Environment Setup My environment follows a multi-agent dict format, and I define my action and observation spaces as follows:
single_agent_action_space = Box(low=-2, high=2, shape=(2,), dtype=np.float32)
single_agent_obs_space = Dict({
"current_pos": Box(low=-100, high=100, (2,), dtype=np.float32),
"target": Box(-100, high=100, (2,), dtype=np.float32),
})
# Multi-agent version
self.observation_space = Dict({
str(agent_id): single_agent_obs_space
for agent_id in self.possible_agents
})
self.action_space = Dict({
str(agent_id): single_agent_action_space
for agent_id in self.possible_agents
})
Everything works fine when I use RLlib’s default PPO algorithm.

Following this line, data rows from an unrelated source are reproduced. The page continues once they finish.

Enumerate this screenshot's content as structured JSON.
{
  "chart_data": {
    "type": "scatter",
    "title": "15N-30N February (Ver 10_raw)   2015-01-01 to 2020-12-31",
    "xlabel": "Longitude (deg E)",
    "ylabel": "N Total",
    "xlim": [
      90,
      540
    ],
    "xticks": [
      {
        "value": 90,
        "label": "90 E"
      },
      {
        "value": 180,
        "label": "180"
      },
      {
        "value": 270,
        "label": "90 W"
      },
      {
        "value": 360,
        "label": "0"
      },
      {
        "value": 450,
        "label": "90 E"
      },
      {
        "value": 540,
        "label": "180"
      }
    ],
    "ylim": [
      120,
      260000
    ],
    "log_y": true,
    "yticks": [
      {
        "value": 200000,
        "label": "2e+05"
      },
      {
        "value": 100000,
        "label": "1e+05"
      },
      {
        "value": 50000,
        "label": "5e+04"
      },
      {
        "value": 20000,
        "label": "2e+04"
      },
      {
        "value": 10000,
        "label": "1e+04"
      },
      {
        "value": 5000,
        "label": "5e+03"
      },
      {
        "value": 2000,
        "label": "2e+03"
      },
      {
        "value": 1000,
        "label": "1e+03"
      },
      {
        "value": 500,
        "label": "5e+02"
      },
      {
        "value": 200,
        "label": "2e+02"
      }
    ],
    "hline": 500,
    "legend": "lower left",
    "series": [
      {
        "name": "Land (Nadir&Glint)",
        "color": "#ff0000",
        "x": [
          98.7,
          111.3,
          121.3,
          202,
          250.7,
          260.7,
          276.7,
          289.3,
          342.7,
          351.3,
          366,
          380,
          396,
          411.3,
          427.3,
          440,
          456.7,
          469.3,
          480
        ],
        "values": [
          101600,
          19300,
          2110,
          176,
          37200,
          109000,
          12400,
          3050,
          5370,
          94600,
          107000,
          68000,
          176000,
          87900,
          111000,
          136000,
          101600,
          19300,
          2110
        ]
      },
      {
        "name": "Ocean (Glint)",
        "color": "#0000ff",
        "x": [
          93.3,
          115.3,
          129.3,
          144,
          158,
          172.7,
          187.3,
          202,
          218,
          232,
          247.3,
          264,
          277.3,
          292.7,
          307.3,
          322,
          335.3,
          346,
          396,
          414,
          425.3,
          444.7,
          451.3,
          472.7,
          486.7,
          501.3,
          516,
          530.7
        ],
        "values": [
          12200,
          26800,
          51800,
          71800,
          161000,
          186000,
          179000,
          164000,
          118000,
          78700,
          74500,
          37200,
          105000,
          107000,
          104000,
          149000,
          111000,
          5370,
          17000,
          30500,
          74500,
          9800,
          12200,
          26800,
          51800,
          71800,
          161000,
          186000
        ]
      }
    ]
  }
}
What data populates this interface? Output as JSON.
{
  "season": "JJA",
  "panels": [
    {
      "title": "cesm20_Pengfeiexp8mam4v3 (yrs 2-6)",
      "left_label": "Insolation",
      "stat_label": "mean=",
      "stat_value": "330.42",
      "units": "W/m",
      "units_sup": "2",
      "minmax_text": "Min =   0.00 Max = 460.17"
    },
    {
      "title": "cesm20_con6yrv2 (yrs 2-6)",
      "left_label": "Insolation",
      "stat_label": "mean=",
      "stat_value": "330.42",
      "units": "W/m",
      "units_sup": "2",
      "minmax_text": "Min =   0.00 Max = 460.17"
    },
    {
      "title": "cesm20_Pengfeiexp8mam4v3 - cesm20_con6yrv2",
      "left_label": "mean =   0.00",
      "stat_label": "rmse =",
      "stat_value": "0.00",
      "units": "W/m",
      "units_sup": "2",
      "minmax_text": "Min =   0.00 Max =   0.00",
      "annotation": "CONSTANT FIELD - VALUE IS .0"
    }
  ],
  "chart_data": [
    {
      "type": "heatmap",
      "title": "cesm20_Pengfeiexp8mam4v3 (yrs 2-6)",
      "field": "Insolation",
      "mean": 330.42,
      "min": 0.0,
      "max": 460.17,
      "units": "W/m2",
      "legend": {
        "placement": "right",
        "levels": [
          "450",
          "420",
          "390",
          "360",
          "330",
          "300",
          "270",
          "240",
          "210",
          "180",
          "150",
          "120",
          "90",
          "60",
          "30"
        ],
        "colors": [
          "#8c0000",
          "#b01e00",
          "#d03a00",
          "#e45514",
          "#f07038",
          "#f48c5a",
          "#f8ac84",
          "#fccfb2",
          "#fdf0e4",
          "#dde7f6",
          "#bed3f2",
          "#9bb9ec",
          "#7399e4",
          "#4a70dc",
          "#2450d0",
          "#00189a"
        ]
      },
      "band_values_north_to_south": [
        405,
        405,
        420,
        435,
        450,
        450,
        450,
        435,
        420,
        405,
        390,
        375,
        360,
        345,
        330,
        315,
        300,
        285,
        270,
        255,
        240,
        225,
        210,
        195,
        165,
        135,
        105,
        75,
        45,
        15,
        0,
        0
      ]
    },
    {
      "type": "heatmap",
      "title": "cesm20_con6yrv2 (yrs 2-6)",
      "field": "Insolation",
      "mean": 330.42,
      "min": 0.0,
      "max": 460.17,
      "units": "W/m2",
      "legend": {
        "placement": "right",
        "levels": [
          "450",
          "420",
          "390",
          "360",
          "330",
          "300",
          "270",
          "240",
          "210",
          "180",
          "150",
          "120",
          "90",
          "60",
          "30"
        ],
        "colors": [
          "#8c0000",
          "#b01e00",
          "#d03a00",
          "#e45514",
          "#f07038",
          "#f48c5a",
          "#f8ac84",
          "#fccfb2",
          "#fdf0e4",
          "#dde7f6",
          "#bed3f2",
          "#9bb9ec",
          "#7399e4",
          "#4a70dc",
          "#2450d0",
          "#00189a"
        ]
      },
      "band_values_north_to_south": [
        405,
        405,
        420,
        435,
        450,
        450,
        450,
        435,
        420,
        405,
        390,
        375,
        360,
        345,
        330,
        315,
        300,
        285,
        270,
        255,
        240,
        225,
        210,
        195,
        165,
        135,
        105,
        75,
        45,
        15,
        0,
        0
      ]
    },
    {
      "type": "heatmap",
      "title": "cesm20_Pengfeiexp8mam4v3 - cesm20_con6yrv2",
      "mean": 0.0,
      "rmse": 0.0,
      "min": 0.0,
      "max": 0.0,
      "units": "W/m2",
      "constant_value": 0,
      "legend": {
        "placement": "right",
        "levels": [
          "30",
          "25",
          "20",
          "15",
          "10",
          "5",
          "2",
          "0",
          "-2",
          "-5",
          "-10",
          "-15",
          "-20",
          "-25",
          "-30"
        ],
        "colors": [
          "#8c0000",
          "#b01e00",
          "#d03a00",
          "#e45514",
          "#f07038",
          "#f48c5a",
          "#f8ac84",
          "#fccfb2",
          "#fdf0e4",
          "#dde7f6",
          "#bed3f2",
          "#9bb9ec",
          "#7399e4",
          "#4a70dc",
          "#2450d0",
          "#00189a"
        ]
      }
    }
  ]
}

Problem: Custom Policy & Expected Output Format I’m implementing a custom policy, and I extract the observations like this:
obs_dict = batch[Columns.OBS]
After performing feature extraction, I pass them through my policy_net and value_net, and return:
return {
Columns.ACTION_DIST_INPUTS: action_dist_inputs,
Columns.VF_PREDS: vf_preds
}
I’ve tried two different approaches, but both lead to errors:
- Returning as a Dictionary ({agent_id: tensor})
# Returns a dictionary with agent-specific action logits
action_dist_inputs = {agent_id: actions_logits[i] for i, agent_id in enumerate(obs_dict.keys())}
vf_preds = {agent_id: value_preds[i] for i, agent_id in enumerate(obs_dict.keys())}
Error:
AttributeError: 'dict' object has no attribute 'chunk'
- Returning as a Tensor (torch.stack(list(agent_dict.values())))

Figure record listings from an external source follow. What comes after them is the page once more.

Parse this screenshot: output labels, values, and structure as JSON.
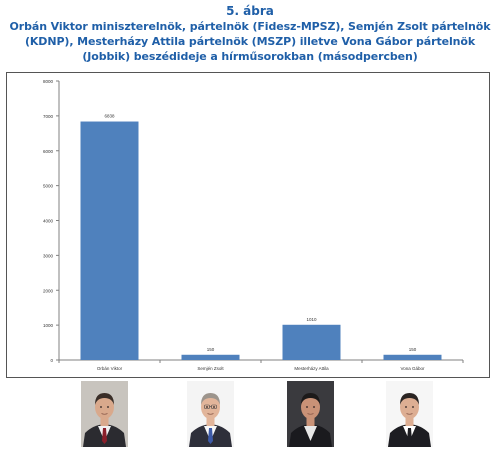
{
  "figure": {
    "number": "5. ábra",
    "title": "Orbán Viktor miniszterelnök, pártelnök (Fidesz-MPSZ), Semjén Zsolt pártelnök (KDNP), Mesterházy Attila pártelnök (MSZP) illetve Vona Gábor pártelnök (Jobbik) beszédideje a hírműsorokban (másodpercben)"
  },
  "chart_data": {
    "type": "bar",
    "categories": [
      "Orbán Viktor",
      "Semjén Zsolt",
      "Mesterházy Attila",
      "Vona Gábor"
    ],
    "values": [
      6838,
      150,
      1010,
      150
    ],
    "data_labels": [
      "6838",
      "150",
      "1010",
      "150"
    ],
    "ylim": [
      0,
      8000
    ],
    "yticks": [
      0,
      1000,
      2000,
      3000,
      4000,
      5000,
      6000,
      7000,
      8000
    ],
    "ytick_labels": [
      "0",
      "1000",
      "2000",
      "3000",
      "4000",
      "5000",
      "6000",
      "7000",
      "8000"
    ],
    "grid": false,
    "legend": false,
    "colors": {
      "bar": "#4f81bd",
      "axis": "#808080"
    }
  },
  "portraits": [
    {
      "person": "Orbán Viktor",
      "icon": "portrait-photo"
    },
    {
      "person": "Semjén Zsolt",
      "icon": "portrait-photo"
    },
    {
      "person": "Mesterházy Attila",
      "icon": "portrait-photo"
    },
    {
      "person": "Vona Gábor",
      "icon": "portrait-photo"
    }
  ]
}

# Stack agent tensors into a single tensor
action_dist_inputs = torch.stack(list(actions_logits.values()))
vf_preds = torch.stack(list(value_preds.values()))
Error:
ValueError: The two structures don't have the same nested structure.
First structure: type=ndarray str=[-0.849055 0.6490481]
Second structure: type=dict str={'0': Box(-2.0, 2.0, (2,), float32), '65537': Box(-2.0, 2.0, (2,), float32)}
Question What is RLlib’s expected output format for _forward()
in a custom multi-agent policy? How should I properly structure the action distribution inputs for multiple agents? How does RLlib handle multiple agents’ outputs inside _forward_exploration()
and _forward_inference()
?
Any advice would be greatly appreciated! @sven1977 @